Gonzo's Hospital Raid: Some Context

The big question about the dramatic incident Comey testified to the other day is this: if the NSA surveillance program had already been going on for two years, why was it suddenly an issue in March of 2004?

An e-mailer to TPM Muckraker provides a likely answer:

October 3, 2003...the Senate confirms Jack L. Goldsmith as the Assistant Attorney General for the Office of Legal Counsel. In June, with Goldsmith’s nomination before the senate, John Yoo had left his job as the deputy at OLC....

Fast forward to December 11, 2003, when Comey is confirmed as Deputy Attorney General. He immediately assumes a more aggessive posture than his predecessor, Larry Thompson....

Thompson had not been authorized access to the details of the NSA program. But, reports the NYTimes, “Comey was eventually authorized to take part in the program and to review intelligence material that grew out of it” (1/1/06). He set Goldsmith to the task of sorting through the program’s dubious legality....

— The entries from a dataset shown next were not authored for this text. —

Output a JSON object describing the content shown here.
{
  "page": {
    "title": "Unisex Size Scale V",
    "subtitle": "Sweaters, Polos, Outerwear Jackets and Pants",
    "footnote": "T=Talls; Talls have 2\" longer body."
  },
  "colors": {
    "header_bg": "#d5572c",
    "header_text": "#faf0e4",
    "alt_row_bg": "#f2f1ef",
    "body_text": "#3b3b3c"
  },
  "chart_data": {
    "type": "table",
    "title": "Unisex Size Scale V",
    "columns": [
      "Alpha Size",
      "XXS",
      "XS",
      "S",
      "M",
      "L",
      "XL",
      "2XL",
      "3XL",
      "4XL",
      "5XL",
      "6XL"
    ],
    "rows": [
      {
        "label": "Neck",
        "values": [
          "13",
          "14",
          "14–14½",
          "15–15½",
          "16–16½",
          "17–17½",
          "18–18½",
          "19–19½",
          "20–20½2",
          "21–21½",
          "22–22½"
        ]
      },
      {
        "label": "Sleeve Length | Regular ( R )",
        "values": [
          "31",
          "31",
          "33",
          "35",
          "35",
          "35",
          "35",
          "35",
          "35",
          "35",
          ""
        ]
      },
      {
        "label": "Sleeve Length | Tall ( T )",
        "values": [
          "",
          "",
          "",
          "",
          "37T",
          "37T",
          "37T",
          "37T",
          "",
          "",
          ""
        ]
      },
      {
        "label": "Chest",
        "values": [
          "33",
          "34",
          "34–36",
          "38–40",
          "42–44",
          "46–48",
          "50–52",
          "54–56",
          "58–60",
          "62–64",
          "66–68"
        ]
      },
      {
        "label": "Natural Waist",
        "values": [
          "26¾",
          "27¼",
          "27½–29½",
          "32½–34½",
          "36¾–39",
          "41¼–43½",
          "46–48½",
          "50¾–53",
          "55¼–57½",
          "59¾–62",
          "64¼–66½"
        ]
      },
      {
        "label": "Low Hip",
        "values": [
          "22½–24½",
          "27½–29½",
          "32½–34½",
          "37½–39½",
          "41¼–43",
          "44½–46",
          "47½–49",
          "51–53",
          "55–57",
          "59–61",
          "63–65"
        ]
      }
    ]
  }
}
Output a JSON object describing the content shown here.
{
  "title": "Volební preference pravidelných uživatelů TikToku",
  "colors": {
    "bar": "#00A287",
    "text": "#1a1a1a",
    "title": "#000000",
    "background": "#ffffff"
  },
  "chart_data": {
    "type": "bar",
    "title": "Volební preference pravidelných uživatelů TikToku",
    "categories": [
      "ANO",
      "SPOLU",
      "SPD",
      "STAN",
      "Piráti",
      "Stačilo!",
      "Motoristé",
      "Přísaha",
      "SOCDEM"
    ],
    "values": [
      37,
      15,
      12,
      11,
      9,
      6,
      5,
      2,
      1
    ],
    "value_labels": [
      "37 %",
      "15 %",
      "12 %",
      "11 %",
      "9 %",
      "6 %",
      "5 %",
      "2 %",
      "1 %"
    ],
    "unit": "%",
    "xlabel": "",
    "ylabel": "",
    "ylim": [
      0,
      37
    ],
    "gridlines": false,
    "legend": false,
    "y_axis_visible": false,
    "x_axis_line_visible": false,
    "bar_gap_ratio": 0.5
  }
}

Suddenly, the March 11 date comes into clearer focus. For the first time, trained and qualified attorneys within the Justice Department had conducted a careful review of the program. Comey took the evidence he had gathered to Ashcroft....By the end of that meeting, Ashcroft and Comey had “agreed on a course of action,” to wit, that they “would not certify the program as to its legality.”

....For two and a half years, Ashcroft signed off on the program every forty-five days without any real knowledge of what it entailed. In his defense, the advisors who were supposed to review such things on his behalf were denied access; to his everlasting shame, he did not press hard enough to have that corrected.

When Comey came on board, he insisted on being granted access, and had Goldsmith review the program. What they found was so repugnant to any notion of constitutional liberties that even Ashcroft, once briefed, was willing to resign rather than sign off again.
The White House (i.e., Dick Cheney and David Addington) did everything they could to shield their dirty little program from scrutiny, not just from Congress but from their own Department of Justice. That fact, and the fact that once it did come under review nobody with a modicum of integrity was willing to approve it, tells us just how dirty it was.

Comey's testimony ended with both Specter and Leahy discussing a closed-door hearing with Comey on the specifics of the program. Finally, five years after the NSA program began, three years after Comey was willing to give up his job to stop it, we may finally get some answers on what exactly they were up to.